"I'M not boring you, am I?"
Dessie Ryan is in an equipment room in the clubhouse of Ballinderry Shamrocks, describing the moment when the very first sweeper system was devised for a game between Queen's University – of whom he was manager – and the reigning Sigerson champions St Mary's.
This is the football coaching equivalent of the Dead Sea Scrolls, given how reticent Ryan is normally to granting interviews. Yet it shows how humble he is when he asks, "I'm not boring you?"
Today, he will be in the management team of Ballinderry Shamrocks when they face St Vincent's in Newry, a place in the All-Ireland final at stake. The Shamrocks know how lucky they are to have such a guru involved.
But first, back to the story.
Ryan was part of a Queen's management of 1990 with Sean O'Neill and the late Paddy O'Hara when they met the Ranch early in the season, losing by 18 points. By the time the Sigerson came around, Jarlath Burns and Fergal McCann were busting down barricades in midfield as the Ranch engine room.
Ryan did a simple thing. He stationed Colm Hanratty at centre-forward and instructed him to stay in the midfield.
"They were looking to beat this Queen's team by 18 points again," recalls Ryan.
"I said to Collie Hanratty, 'You stay in the centre.' He was centre-forward but I wanted him to stay. That day, Jim McKeever and Peter Finn were the two men in charge and we thought if we gave them a problem, they wouldn't be able to fix it within the hour.
"We ended up beating them," he finishes, but in case you thought he was being boastful, adds; "Course, weather was a big factor too."
The rest really is in Ulster history, a book waiting to be written. Some of the more persuasive Armagh players on the Queen's team introduced it at a county level and from such scratch ingredients the blanket defence became both accepted practice and possibly the major coaching innovation of the last two generations.
The endgame – Donegal's formation against Dublin in the 2011 All-Ireland semi-final – horrified Ryan.
"It was alright for a while, psychologically they had Dublin but they backed down. Murphy, the best forward in the country staying around midfield in the second half? Who was going to score?

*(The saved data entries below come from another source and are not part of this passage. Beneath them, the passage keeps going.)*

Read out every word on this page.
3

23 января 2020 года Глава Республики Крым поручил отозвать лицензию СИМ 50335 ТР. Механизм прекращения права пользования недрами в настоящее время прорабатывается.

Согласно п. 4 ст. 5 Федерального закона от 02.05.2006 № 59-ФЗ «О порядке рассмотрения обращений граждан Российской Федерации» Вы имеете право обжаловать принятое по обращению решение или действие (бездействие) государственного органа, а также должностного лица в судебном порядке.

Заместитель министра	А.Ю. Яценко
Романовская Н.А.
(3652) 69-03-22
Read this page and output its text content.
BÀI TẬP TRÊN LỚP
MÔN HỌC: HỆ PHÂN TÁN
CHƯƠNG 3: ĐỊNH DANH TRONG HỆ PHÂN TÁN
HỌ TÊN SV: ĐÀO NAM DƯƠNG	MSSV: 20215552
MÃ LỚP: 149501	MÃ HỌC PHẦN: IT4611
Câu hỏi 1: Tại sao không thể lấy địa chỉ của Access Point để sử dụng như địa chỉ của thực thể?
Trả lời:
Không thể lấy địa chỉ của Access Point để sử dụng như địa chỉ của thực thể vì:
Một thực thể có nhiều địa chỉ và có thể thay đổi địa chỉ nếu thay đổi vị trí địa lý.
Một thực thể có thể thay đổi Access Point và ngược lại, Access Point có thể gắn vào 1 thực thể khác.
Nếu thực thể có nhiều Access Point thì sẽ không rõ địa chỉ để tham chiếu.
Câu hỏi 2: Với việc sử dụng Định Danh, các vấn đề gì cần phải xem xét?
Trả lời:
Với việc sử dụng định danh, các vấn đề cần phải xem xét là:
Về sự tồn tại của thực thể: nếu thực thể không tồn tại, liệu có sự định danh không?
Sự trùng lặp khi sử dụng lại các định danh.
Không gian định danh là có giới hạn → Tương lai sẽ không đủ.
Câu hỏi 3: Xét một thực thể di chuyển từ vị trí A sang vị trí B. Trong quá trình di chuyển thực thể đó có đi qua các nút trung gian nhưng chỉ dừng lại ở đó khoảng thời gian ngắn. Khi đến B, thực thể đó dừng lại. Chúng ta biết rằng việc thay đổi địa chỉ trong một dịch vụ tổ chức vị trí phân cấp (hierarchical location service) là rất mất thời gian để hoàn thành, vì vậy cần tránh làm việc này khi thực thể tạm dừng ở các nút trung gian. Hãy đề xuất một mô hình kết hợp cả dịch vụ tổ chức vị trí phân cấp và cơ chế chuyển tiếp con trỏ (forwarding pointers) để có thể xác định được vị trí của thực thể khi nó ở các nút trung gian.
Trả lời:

Ah, it bothers me yet."
As another strand to the story, that was the first time a psychologist – Dr John Kremer – had a role to play with a Gaelic football team, at least in Ulster.
An extraordinary yarn, but it's only a minor detail in an incredible life.
For example, on Monday night a 'True North' documentary (BBC NI, 10.30pm) will focus on Ryan's life-long friend Patsy Forbes and his athletics career.
The documentary was initially intended to focus on both men before Ryan injured his Achilles prior to the World Championships in Turin last year.
Forbes is in the middle of a streak of form, winning two medals in Turin, the Irish Championship and a couple of distances in the English Championship.
Ryan won the British Championships a couple of years ago at 100, 200 and 400 metres. He ran his 100 metres in 14.06 seconds. He is 74 but glows with a tan and vitality.
The two men train religiously on Mondays, Wednesdays and Fridays but if you go into Magherafelt Centre on a Saturday morning, you will spot them out on the track doing 'extras'.
When he was a younger man, he played football for Kinturk, outside Cookstown in Tyrone.
He played for the county minors and graduated straight away to seniors, playing on the first Tyrone team to win the McKenna Cup in 1957.
On February 5, 1958 he left to go to New York. After a few years sampling life in the bars and on construction, he landed a job with the Fire Department, one of only five Irish-born men in their ranks. You had to be a citizen of five years, and the age limit was 27. He got one go at the intake and made it.
"Luck", he says. Not likely.
He played for New York in a couple of National League finals, becoming the first man from Northern Ireland to represent them and his selection for the 1966 final against Longford was blocked by a figure in New York GAA. It led to resignations of some administrators.
Along the way, he was deeply involved in two of Ballinderry's three-in-a-row of Derry Championships in the early '80s. Altogether, he has been with them for nine Championship seasons and they have won the Derry Championship each time.
Yet he agonised over making a commitment to them.
"I had purchased a pub in Ballyronan and I remember Adrian McGuckin had come up," he recalls.
"I wasn't sure about it even though I was living in Ballinderry because we live on the borderlines of Ballinderry and Moortown and we were as near to Ballinderry and we went to Ballinderry church, would have played with Ballinderry minors, maybe not just legally at times! As things happened in bygone days ... "
His role on the training field is discreet yet telling. He chips in with the odd interjection, or brings players away to show them the virtue of taking a shot for goal fast, rather than allowing the space to be swallowed up by the goalkeeper.
Or he might show how to jockey a forward, using his momentum to keep you in his immediate vicinity.
Some say he leans on American sports for this level of detail. He shrugs it off and says it's mainly things he hated been done upon him when he was a player.
In Ballinderry, he found his ideal home, where skills are practiced and valued.
When they take the field today, there will be a host of some of the most gifted footballers to emerge from Derry in their lifetimes.
All of them bearing the stamp of Dessie Ryan.